La première année a également été ponctuée par les nombreux chantiers administratifs. Outre la réhabilitation de la Maison ronde, le PDG a hérité de la négociation d'une nouvelle convention collective. «C'est le dossier le plus lourd de cette première année», affirme-t-il. Pour le moment, les syndicats CFDT et SUD ont signé un accord de méthode, qui prévoit une issue en novembre 2010. La négociation du contrat d'objectifs et de moyens 2010-2014 (COM) a, elle aussi, occupé une large place. Après six mois de négociation, le nouveau COM est quasiment bouclé et devrait être validé avant la fin du mois de juin. «Je crois qu'on s'est fait comprendre. Notre vision des choses est assez bien perçue par notre actionnaire», se félicite Jean-Luc Hees.

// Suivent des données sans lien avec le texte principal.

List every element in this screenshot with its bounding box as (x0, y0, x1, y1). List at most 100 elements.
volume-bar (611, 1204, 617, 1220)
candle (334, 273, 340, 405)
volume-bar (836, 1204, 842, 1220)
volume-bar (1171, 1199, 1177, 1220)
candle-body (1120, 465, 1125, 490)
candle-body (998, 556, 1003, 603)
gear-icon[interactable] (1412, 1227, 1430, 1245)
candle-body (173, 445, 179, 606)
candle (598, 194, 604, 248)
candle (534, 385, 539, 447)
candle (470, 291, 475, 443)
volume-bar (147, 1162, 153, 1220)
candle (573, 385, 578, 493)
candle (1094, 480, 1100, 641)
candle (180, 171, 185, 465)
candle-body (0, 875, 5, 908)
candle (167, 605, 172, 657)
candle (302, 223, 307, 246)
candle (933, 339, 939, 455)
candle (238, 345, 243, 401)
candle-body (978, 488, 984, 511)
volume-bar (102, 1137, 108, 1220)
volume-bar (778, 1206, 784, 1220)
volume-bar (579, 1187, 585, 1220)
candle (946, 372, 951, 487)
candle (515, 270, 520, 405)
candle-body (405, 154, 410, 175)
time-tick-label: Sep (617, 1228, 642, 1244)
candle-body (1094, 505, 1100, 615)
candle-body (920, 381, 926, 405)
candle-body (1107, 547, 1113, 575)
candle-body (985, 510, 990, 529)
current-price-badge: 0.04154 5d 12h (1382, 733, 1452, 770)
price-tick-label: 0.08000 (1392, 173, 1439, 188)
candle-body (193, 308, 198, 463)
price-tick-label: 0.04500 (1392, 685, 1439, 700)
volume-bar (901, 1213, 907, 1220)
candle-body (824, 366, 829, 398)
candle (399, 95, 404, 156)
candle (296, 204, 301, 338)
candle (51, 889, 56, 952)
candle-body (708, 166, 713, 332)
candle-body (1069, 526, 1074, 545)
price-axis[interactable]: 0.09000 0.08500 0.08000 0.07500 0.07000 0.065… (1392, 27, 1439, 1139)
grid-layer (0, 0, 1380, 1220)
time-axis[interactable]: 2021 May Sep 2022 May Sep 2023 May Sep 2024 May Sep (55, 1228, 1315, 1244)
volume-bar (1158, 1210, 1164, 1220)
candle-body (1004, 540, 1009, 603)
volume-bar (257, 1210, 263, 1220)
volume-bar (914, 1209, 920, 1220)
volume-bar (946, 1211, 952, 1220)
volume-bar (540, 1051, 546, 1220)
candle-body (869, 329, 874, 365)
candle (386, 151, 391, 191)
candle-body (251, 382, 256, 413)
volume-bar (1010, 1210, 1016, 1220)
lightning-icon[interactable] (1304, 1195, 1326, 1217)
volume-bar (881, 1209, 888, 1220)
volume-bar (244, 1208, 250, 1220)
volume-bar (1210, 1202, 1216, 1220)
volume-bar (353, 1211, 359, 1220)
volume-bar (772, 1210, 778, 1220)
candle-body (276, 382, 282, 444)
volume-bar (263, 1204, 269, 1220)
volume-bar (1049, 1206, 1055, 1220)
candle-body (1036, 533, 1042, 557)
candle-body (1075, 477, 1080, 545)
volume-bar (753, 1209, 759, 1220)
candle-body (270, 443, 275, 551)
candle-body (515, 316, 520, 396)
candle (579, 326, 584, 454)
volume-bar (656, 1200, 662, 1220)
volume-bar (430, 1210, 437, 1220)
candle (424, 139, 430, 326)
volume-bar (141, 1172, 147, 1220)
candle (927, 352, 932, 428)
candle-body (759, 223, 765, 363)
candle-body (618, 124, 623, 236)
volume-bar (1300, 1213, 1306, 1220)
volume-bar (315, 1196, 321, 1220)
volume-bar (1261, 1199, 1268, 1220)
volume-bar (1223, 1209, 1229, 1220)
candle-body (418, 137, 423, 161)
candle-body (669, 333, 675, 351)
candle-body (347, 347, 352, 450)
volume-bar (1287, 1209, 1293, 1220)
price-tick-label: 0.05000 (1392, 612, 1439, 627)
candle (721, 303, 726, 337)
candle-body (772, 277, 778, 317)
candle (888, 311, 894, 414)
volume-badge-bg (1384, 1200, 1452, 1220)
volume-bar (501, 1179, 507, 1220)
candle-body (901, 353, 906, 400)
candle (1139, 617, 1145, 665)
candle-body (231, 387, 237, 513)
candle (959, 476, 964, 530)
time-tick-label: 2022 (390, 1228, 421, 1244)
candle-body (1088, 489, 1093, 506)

Du côté des syndicats, le résultat du COM est attendu de pied ferme. «C'est le dossier qui permettra de valider ou non la transformation de Jean-Luc Hees en PDG», tranche Olivier Boste.

 

Radio France en chiffres

13,6 millions d'auditeurs, soit 26,1 %, en audience cumulée.

7 stations : France Inter, France Info, France Culture, France Musique, France Bleu, FIP et Le Mouv.

4 formations musicales : l'Orchestre philarmonique de Radio France, l'Orchestre national de France, le Chœur de Radio France et la Maîtrise de Radio France.

611 millions d'euros de budget annuel en 2009.

5,7 millions d'euros de résultat net.